Unlike UC, which affects only the colon, Crohn’s can affect the entire digestive tract, with normal, healthy bowel found between sections of diseased bowel.

Truth be told, in my house, I am Mrs. Crohn's for probably 1/3-1/2 of the year. "Flare ups" are a process that consume weeks and months of my husband's precious time. Each flare weighs heavier on his spirit as I know he hopes that with the last flare ending, he was cured. There is no cure.He has been through 6 medications to try and get a grip on the inflammatory process in his body. Each of which have caused havoc on his other systems including his thyroid (now needs another medication because it is low) his liver and pancreas (has to keep a close eye because he now has fatty liver disease and high blood sugars).

In the hospital with his first BAD flare. This was his 25th birthday.

The first line of medications in steroids (not the muscle building kind) while these reduce the inflammation, they have more side effects than I could possible talk about in one post.  I have heard more than once "I would rather they cut out my guts then go back on steroids". I know he means that.

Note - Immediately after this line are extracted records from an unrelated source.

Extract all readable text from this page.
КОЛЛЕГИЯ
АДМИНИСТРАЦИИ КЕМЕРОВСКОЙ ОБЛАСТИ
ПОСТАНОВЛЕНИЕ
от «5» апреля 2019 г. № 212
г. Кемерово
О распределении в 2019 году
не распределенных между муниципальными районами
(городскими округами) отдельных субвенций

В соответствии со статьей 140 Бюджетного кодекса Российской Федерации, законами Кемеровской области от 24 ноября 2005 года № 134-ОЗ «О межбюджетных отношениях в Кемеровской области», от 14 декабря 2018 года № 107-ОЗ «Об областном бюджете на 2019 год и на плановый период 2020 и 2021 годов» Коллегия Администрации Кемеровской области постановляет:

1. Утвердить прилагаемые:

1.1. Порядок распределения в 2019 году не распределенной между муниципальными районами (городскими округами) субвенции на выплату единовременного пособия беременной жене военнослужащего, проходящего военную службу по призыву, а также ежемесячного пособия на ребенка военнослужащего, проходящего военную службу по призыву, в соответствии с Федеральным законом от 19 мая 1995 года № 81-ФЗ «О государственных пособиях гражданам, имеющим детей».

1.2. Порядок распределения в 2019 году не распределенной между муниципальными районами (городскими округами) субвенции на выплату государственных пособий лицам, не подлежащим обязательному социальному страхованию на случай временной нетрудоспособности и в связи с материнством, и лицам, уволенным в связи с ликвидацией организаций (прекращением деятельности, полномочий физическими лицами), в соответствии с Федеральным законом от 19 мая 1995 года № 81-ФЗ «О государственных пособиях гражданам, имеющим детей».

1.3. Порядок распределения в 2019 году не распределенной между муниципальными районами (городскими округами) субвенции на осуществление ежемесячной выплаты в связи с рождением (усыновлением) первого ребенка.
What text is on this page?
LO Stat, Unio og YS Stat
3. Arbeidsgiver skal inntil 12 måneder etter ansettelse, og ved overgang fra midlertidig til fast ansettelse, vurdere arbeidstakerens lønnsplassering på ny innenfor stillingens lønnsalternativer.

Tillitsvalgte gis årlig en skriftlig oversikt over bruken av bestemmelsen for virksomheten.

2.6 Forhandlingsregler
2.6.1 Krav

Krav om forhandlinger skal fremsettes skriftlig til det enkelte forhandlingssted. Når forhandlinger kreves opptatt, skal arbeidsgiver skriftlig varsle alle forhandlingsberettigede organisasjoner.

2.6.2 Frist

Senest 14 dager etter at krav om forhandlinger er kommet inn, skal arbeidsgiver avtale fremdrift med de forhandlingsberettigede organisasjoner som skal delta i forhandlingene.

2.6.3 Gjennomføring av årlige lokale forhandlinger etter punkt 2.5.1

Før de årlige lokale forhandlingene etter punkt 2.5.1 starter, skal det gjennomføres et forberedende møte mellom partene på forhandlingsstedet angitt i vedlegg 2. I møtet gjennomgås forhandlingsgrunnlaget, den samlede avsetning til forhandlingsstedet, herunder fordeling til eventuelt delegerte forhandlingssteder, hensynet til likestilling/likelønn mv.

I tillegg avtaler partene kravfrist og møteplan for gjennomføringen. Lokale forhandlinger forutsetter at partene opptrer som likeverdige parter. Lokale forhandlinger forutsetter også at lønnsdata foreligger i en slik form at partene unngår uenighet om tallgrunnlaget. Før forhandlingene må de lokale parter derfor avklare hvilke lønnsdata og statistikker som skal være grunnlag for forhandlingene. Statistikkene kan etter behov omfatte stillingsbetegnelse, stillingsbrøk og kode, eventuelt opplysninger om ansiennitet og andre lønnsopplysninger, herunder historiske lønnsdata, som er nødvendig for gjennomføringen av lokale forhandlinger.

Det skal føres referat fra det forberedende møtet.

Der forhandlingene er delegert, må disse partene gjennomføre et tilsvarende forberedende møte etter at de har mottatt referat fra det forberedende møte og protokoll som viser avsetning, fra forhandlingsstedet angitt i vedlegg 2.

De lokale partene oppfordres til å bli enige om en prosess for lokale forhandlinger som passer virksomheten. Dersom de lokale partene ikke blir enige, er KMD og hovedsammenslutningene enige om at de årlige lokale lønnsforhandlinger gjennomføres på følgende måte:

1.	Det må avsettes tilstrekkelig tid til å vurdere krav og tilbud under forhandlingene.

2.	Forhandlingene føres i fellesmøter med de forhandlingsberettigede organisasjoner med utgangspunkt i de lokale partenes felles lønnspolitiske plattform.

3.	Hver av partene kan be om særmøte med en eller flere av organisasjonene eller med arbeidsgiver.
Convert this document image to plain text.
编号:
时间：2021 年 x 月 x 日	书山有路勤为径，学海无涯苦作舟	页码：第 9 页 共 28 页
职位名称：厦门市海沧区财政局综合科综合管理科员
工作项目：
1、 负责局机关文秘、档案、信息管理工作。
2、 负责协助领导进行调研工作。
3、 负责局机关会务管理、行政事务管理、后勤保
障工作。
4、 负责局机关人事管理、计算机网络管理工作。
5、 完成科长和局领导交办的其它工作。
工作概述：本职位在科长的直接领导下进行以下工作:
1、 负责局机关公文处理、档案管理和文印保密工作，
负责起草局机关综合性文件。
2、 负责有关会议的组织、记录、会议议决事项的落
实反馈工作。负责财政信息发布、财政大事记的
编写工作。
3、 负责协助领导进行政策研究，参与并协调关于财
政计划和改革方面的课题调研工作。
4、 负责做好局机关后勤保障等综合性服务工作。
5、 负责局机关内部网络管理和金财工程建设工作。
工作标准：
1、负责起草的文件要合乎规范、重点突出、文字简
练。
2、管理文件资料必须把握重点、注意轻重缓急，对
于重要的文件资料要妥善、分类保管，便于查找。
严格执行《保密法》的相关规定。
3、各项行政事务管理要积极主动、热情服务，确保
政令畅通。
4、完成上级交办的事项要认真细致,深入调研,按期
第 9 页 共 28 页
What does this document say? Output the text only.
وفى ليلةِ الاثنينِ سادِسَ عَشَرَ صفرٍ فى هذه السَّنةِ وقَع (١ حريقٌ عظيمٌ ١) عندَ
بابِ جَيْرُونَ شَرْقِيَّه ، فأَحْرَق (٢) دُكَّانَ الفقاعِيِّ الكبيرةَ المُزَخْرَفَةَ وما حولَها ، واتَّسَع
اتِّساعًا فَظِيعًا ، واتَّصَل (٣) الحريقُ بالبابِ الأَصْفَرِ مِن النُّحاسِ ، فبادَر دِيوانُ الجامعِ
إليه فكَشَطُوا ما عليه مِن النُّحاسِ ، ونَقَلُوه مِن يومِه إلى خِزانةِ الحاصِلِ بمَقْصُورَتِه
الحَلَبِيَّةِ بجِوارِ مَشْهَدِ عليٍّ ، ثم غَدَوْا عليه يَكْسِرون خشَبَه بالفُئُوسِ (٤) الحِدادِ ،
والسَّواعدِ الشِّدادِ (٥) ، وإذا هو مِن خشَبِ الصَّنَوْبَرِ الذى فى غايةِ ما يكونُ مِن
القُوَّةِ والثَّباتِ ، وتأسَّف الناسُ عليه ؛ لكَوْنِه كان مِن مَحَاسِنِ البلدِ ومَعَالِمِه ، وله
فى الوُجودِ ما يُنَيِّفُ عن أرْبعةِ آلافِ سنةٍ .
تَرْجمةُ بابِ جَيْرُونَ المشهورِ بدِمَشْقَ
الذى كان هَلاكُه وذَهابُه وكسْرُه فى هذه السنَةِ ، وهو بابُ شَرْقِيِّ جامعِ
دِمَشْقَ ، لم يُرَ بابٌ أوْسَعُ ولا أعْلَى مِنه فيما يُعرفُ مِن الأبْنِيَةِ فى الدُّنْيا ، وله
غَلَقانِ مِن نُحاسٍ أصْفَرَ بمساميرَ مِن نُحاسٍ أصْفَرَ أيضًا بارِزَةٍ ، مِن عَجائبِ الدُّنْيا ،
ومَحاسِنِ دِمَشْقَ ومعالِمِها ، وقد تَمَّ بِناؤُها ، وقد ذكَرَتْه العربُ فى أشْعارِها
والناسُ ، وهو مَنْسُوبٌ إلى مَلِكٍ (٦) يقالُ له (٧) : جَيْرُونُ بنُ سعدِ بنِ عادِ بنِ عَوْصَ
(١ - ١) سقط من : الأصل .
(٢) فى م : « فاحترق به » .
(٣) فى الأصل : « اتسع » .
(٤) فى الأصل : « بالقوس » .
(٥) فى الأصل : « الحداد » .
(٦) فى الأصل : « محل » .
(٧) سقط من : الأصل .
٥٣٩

The steroids that keep him from sleeping and give him an unsatisfiable appetite, subsequently gaining weight. They lower his immune system so that he basically constantly has a chest cold while he is on them.  The steroids drive the calcium out of his bones causing osteoporosis. At one point he was told not to fall down because his bones were so brittle that he was likely to break his neck.
He has been through 5 Gastroenterologists, 3 primary care doctors and one naturopath. He is scared to ask for pain medication when he needs it because of the doctors that have made him feel like he is abusing them (thanks to all the narcotic addicts out there, there is a stigma). We have paid thousands of dollars into this disease and have an immense amount of debt.  He is embarrassed of his disease. He did NOTHING to cause it.
Last month, still on steroids from Nov. 2012 Flare.
I'm sure if Colt knew this information was publicly displayed on my blog, he would get upset and ask me to take it off. However, there are too many people that are critical of me and of him and of us! These people ought to be educated on what we have gone through, what we are going through.
There arises the questions and speculations, (gotta love these!)
Q: If you would have known that he had Crohn's....
A: I didn't know and I'm assuming that there is a reason for that. I know now and I love him anyway. I vowed in sickness and health and I meant it.

Q: Why do you put up with.....
A: Imagine that for a month, you are sick as a dog with parvo. In the bathroom 70% of the time and in CONSTANT pain. Now, for a month, you are reducing your pain and bathroom trips but the medication you are taking keeps you awake for days on end, makes you super emotional and constantly hungry. You are gaining weight at a crazy rate and you have a chronic chest cold. POOF! ALL BETTER, no pain, less diarrhea and no meds. But after 2-3 months of this sick life, are you able to go back to your old routine right away? Hurry up! Lose that extra 20 pounds you just gained! Move around the house like you haven't been laid up for months! Go back to work (if your job will take you back)!

Speculation: He is faking/exaggerating.
My reaction: Really?! I have seen way too much of his disease to think that he is faking or exaggerating any of it. I mean, of all the diseases you could fake, why choose one that puts you on the toilet for half the day. If you really think this of him, I invite you to come stay at my house for a week next time he gets sick. Don't leave his side. Then tell me that you could handle the disease any better than he does.


Sometimes, I am sick of carrying everything. Sometimes, I'm tired of being the glue. I would prefer to be Velcro and hold half. You catch my drift right? Colt and I were placed in each other's lives for a reason. I was meant to be his wife and I know that with all my heart. In times that I am tired and want to blame him for my heavy load, I must remind myself of his load. And in addition to this, he has the guilt of not being an "equal half". He doesn't get the pleasure that I do. At least with my load, I'm helping the people I love. We have yet to find the reason, if any that he was cursed with this disease. We have yet to see that rainbow through this rain of hopes and disappointments. I strongly urge anyone that has input, to put your self in Colt's situation, or mine. If you can't, take me up on my offer and come see it for yourself.

 You don't get to pick the cards you are dealt but its up to you how you play your hand.